Lets take this to one more level. Companies around the world build custom software because they believe the custom software will solve the unique problem they have. If the problem is not unique, and it is not differentiator for the company, they choose to adopt commodity software so that they can focus their niche skills and focus on other differentiating problems. However with the lowering of the marginal cost of producing code, the Commodity software vendors have a new challenge at their front door : Companies tending to move towards building more curated, lean and just enough software that solves their problem in the simplest way possible that can be operated with least number of human engineering needed. Large established software vendors are often seen with caution as they are plagued with features after features, and it is rare for customers of these software vendors to use all the features. A trend towards building minimally built, lean operated and evolutionary system that is not affected by feature creep is right at the heart of the goldilocks zone for curated custom software. This will not happen in a day, month, quarter or a year; but sparks of such disruption will start rising across companies. Custom software becomes hard to manage as it gathers complexity over time and it stops being the most effective way to solve the problems for a customer in their unique business setting. AI systems that can generate high quality code quickly can become the constant janitor overseeing the system’s evolution and make recommendations (and sometimes changes) on behalf of its human overlords to reduce the complexity and keep the system as simple as possible - optimizing for its loss function and incentives around code maintenance, quality, just enough features that justifies the companies to keep building the custom code in contrast to outsourcing it to a commodity vendor.

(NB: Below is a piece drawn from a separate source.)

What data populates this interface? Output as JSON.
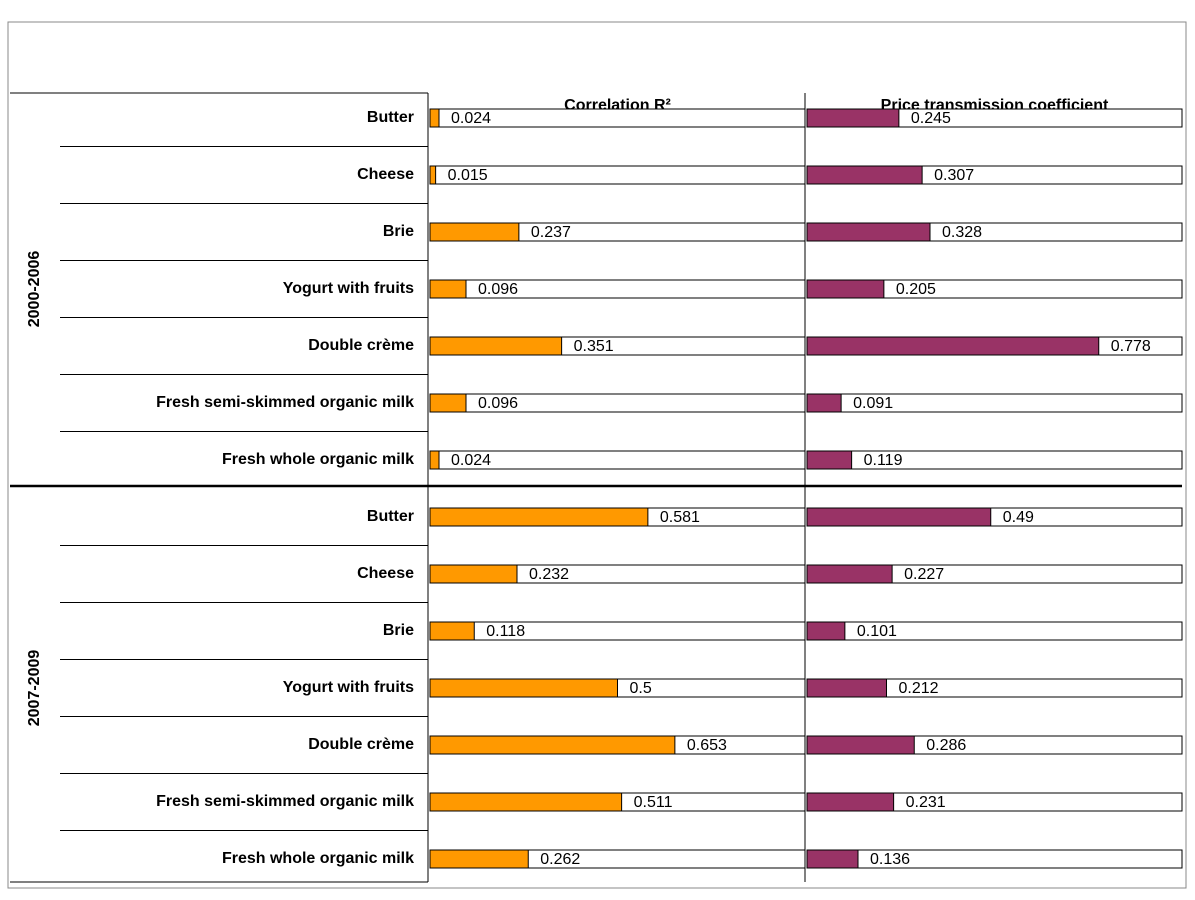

These paradigms are well within the achievable distance of general public and will require a disruption of the roles of software engineering in companies. You would still need human overlords of such system, aligning them to the company goals, becoming more of a curator and gardener of such systems than that of a traditional software engineering role. The human curators and gardeners would need a deep knowledge of the systems produced by the AI systems, hence the ask on the AI systems to be explainable. The paradigm will translate to roles like Software Curator / Gardener overseeing a set of AI systems that are used to build such custom software or for generating integration between systems autonomously. The curators and gardeners will focus on driving the AI system to the right KPI and metric to optimize, be the humans in the loop and evaluate for alignment to the overall ethos of the business.
We are truly living in a new world order. This is scary at times, but mostly scary good in how it will make us productive and net rich in the outcomes we deserve from software systems.